Small commitment, big implications

In March, Indian financial services conglomerate Kotak Mahindra Group unveiled Brookfield Asset Management as a cornerstone investor in its unlisted Indian infrastructure fund alongside Japanese banking giant Sumitomo Mitsui Banking Corporation. Kotak said the three firms will together contribute up to 22.5 percent of the fund, or $67.5 million of its stated $300 million target.

That may not sound like a lot of money, but investors privy to the history of the infrastructure asset class will appreciate the larger implication of this deal.

Because of its unique characteristics – which differ from one region to another and from sector to sector – asset managers interested in infrastructure have in the past found it convenient to invest indirectly before making their first direct investments.
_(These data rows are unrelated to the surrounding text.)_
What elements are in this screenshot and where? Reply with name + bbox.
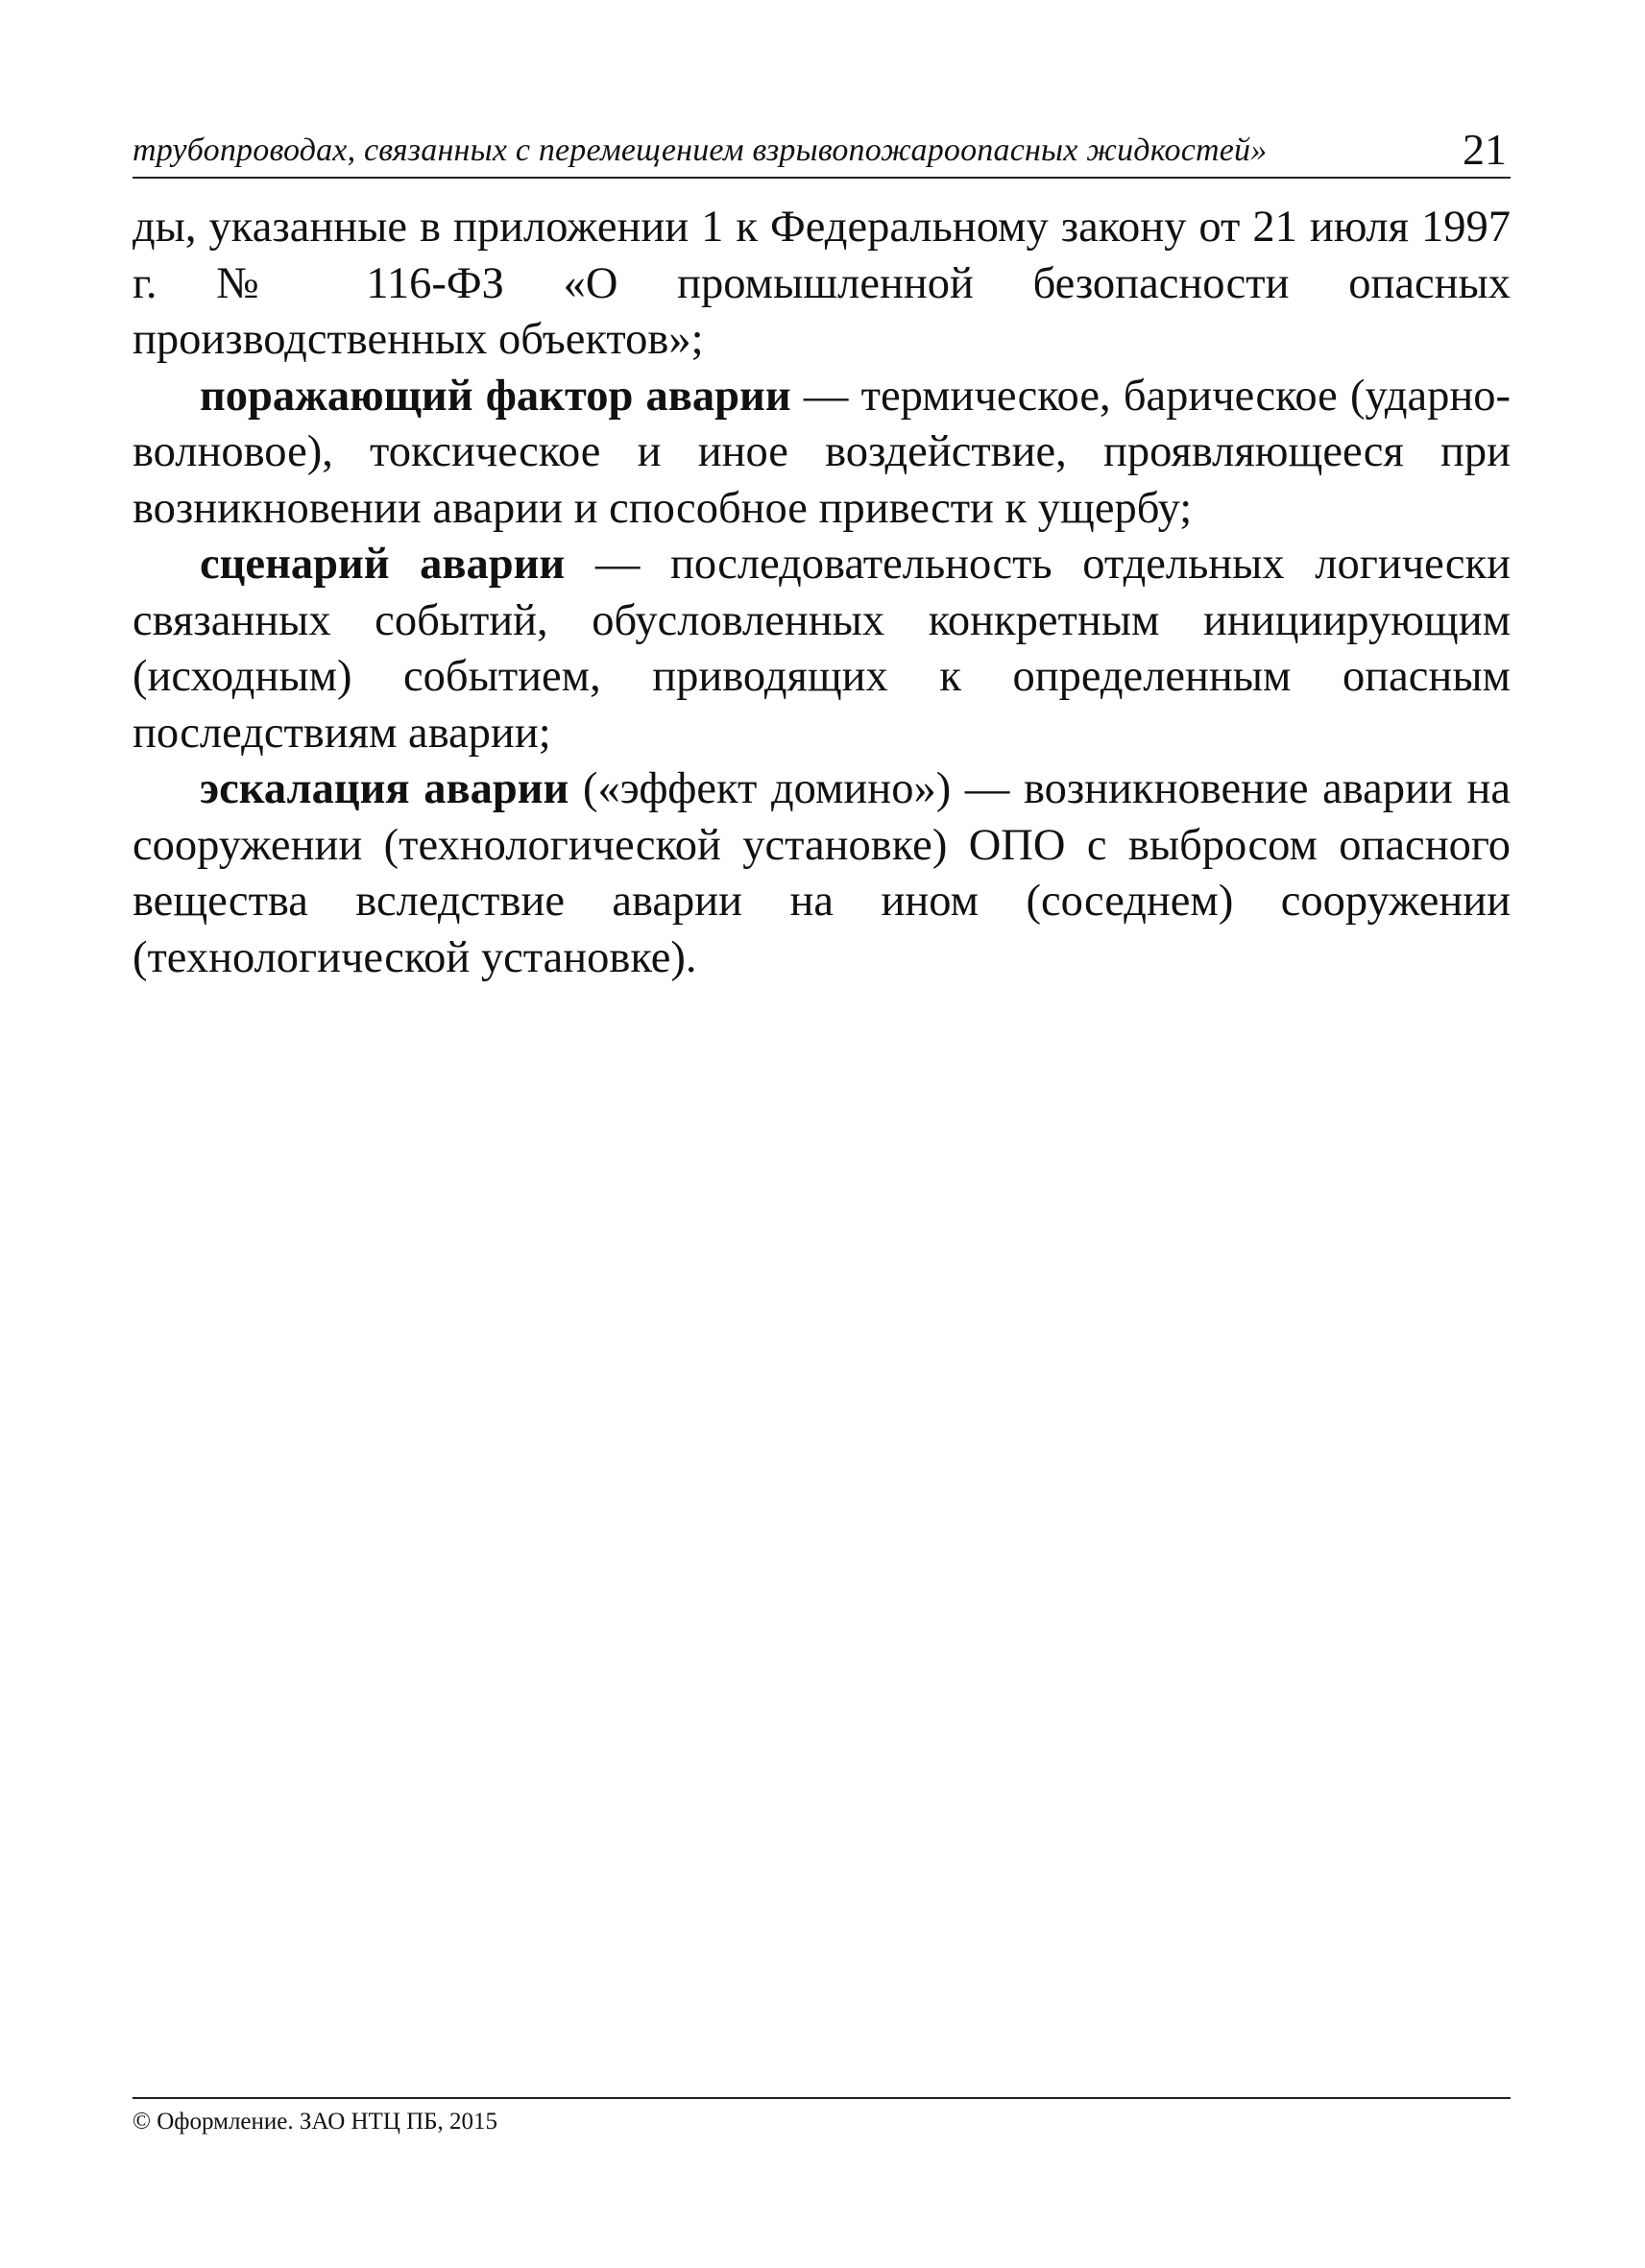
paragraph-continuation	[133, 200, 1511, 369]
paragraph-definition	[133, 369, 1511, 538]
running-title: трубопроводах, связанных с перемещением взрывопожароопасных жидкостей»	[133, 133, 1268, 168]
definition-term: поражающий фактор аварии	[200, 371, 791, 421]
paragraph-definition	[133, 537, 1511, 761]
running-header	[133, 117, 1511, 179]
paragraph-text: ды, указанные в приложении 1 к Федеральному закону от 21 июля 1997 г. № 116-ФЗ «О промышленной безопасности опасных производственных объектов»;	[133, 203, 1511, 364]
definition-text: («эффект домино») — возникновение аварии на сооружении (технологической установке) ОПО с выбросом опасного вещества вследствие аварии на ином (соседнем) сооружении (технологической установке).	[133, 764, 1511, 982]
paragraph-definition	[133, 761, 1511, 986]
definition-text: — термическое, барическое (ударно-волновое), токсическое и иное воздействие, проявляющееся при возникновении аварии и способное привести к ущербу;	[133, 371, 1512, 533]
definition-term: сценарий аварии	[200, 540, 566, 589]
page-footer	[133, 2097, 1511, 2135]
page-number: 21	[1463, 125, 1507, 174]
definition-term: эскалация аварии	[200, 764, 569, 813]
definition-text: — последовательность отдельных логически связанных событий, обусловленных конкретным инициирующим (исходным) событием, приводящих к определенным опасным последствиям аварии;	[133, 540, 1511, 758]
body-text	[133, 200, 1511, 986]
copyright-notice: © Оформление. ЗАО НТЦ ПБ, 2015	[133, 2109, 498, 2135]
Australia’s Challenger Limited, for example, invested in the Macquarie European Infrastructure Fund I prior to making its first direct infrastructure investments in Northern Gas Networks and Wales & West Utilities.
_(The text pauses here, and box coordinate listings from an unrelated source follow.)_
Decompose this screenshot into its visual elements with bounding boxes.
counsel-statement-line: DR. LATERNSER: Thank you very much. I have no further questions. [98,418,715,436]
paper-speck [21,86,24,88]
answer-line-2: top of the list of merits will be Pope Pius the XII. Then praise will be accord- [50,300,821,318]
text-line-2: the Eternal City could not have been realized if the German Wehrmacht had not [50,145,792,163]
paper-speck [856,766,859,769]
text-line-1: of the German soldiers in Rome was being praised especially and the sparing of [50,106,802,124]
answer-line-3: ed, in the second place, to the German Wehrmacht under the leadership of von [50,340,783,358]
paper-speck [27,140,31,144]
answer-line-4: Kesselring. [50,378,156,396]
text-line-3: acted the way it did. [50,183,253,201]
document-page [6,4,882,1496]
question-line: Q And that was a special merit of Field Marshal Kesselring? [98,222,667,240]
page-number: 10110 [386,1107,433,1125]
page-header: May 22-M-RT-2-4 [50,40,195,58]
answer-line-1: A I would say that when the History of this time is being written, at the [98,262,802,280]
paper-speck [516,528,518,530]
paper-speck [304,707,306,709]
The reason for these indirect investments isn’t benevolence: Challenger didn’t wish to give Macquarie money to help spur its infrastructure business. It wanted to learn more about investing in the asset class, get access to deal flow and then develop its own platform.
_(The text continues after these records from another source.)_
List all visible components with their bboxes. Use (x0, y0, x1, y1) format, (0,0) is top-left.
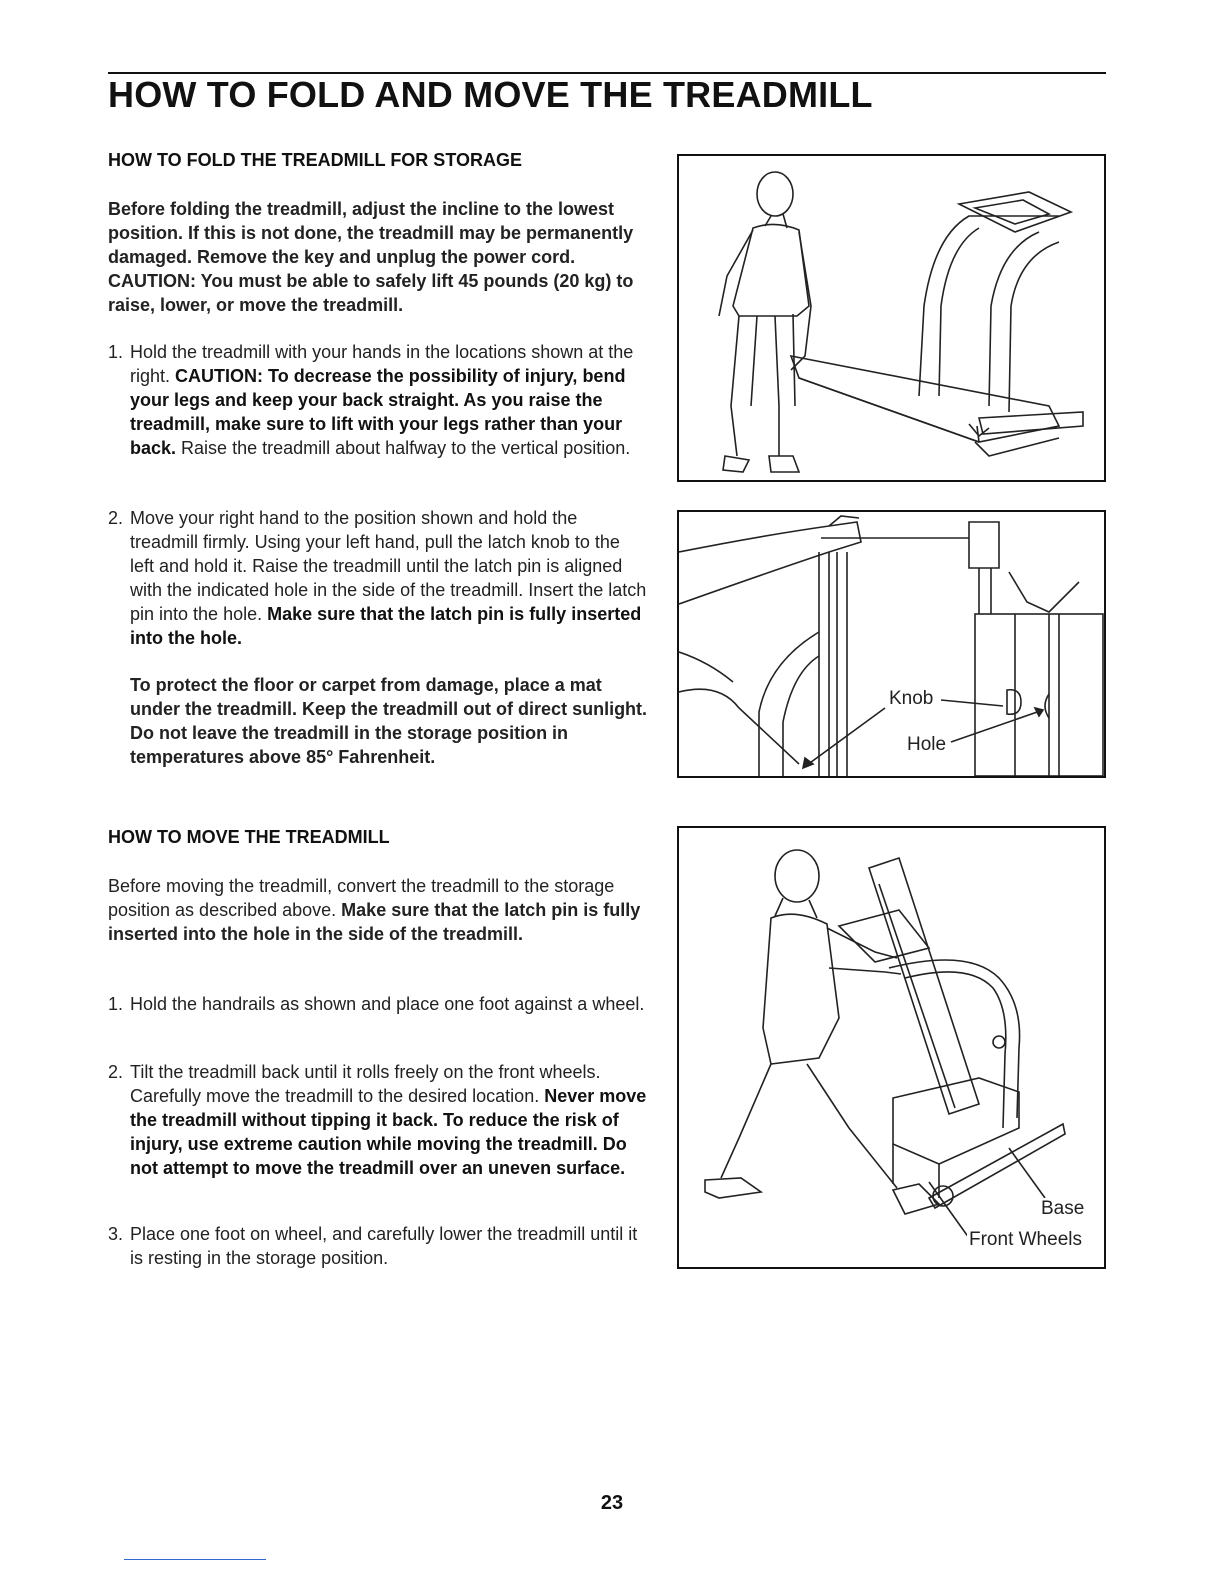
step-number: 2. (108, 508, 124, 528)
fold-step-1 (108, 340, 648, 460)
base-label: Base (1041, 1198, 1085, 1219)
footer-line (124, 1559, 266, 1560)
move-step-2 (108, 1060, 648, 1180)
move-intro (108, 874, 648, 946)
figure-move-treadmill (677, 826, 1106, 1269)
front-wheels-label: Front Wheels (969, 1229, 1082, 1250)
move-heading: HOW TO MOVE THE TREADMILL (108, 827, 390, 847)
fold-heading: HOW TO FOLD THE TREADMILL FOR STORAGE (108, 150, 522, 170)
step-text: Hold the treadmill with your hands in the locations shown at the right. (130, 342, 634, 386)
step-warning: Never move the treadmill without tipping it back. To reduce the risk of injury, use extreme caution while moving the treadmill. Do not attempt to move the treadmill over an uneven surface. (130, 1086, 647, 1178)
step-number: 1. (108, 994, 124, 1014)
step-text: Place one foot on wheel, and carefully lower the treadmill until it is resting in the storage position. (130, 1224, 638, 1268)
fold-note: To protect the floor or carpet from damage, place a mat under the treadmill. Keep the treadmill out of direct sunlight. Do not leave the treadmill in the storage position in temperatures above 85° Fahrenheit. (130, 675, 648, 767)
step-text-end: Raise the treadmill about halfway to the vertical position. (181, 438, 631, 458)
fold-intro: Before folding the treadmill, adjust the incline to the lowest position. If this is not done, the treadmill may be permanently damaged. Remove the key and unplug the power cord. CAUTION: You must be able to safely lift 45 pounds (20 kg) to raise, lower, or move the treadmill. (108, 199, 634, 315)
step-number: 2. (108, 1062, 124, 1082)
step-warning: Make sure that the latch pin is fully inserted into the hole. (130, 604, 642, 648)
page-number: 23 (600, 1492, 624, 1514)
latch-illustration (679, 512, 1104, 776)
step-text: Tilt the treadmill back until it rolls freely on the front wheels. Carefully move the treadmill to the desired location. (130, 1062, 601, 1106)
lift-illustration (679, 156, 1104, 480)
step-number: 3. (108, 1224, 124, 1244)
hole-label: Hole (907, 734, 947, 755)
figure-latch (677, 510, 1106, 778)
page-title: HOW TO FOLD AND MOVE THE TREADMILL (108, 74, 873, 115)
step-number: 1. (108, 342, 124, 362)
move-step-1 (108, 992, 648, 1016)
step-caution: CAUTION: To decrease the possibility of injury, bend your legs and keep your back straight. As you raise the treadmill, make sure to lift with your legs rather than your back. (130, 366, 626, 458)
step-text: Move your right hand to the position shown and hold the treadmill firmly. Using your left hand, pull the latch knob to the left and hold it. Raise the treadmill until the latch pin is aligned with the indicated hole in the side of the treadmill. Insert the latch pin into the hole. (130, 508, 647, 624)
step-text: Hold the handrails as shown and place one foot against a wheel. (130, 994, 645, 1014)
move-intro-text: Before moving the treadmill, convert the treadmill to the storage position as described above. (108, 876, 615, 920)
move-step-3 (108, 1222, 648, 1270)
figure-lift-treadmill (677, 154, 1106, 482)
knob-label: Knob (889, 688, 934, 709)
fold-step-2 (108, 506, 648, 650)
move-intro-warning: Make sure that the latch pin is fully inserted into the hole in the side of the treadmill. (108, 900, 641, 944)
Brookfield may have a similar goal in mind in backing Kotak’s fund. In 2009, the firm relocated one of its executives, Anuj Ranjan, to India to build out its Indian platform. Any added contacts, opportunities and relationships that flow from the Kotak investment will only help speed up the process.

For Indian infrastructure, such developments can’t come too fast. The country’s former roads minister, Kamal Nath – who famously targeted the building of 20 new kilometers of road each day – last year estimated he’d need $48 billion of private capital over the next five years to help him reach that goal. To keep up with its needs, India will need funds to make a bigger impact. Judging by the Kotak deal, Brookfield’s on its way.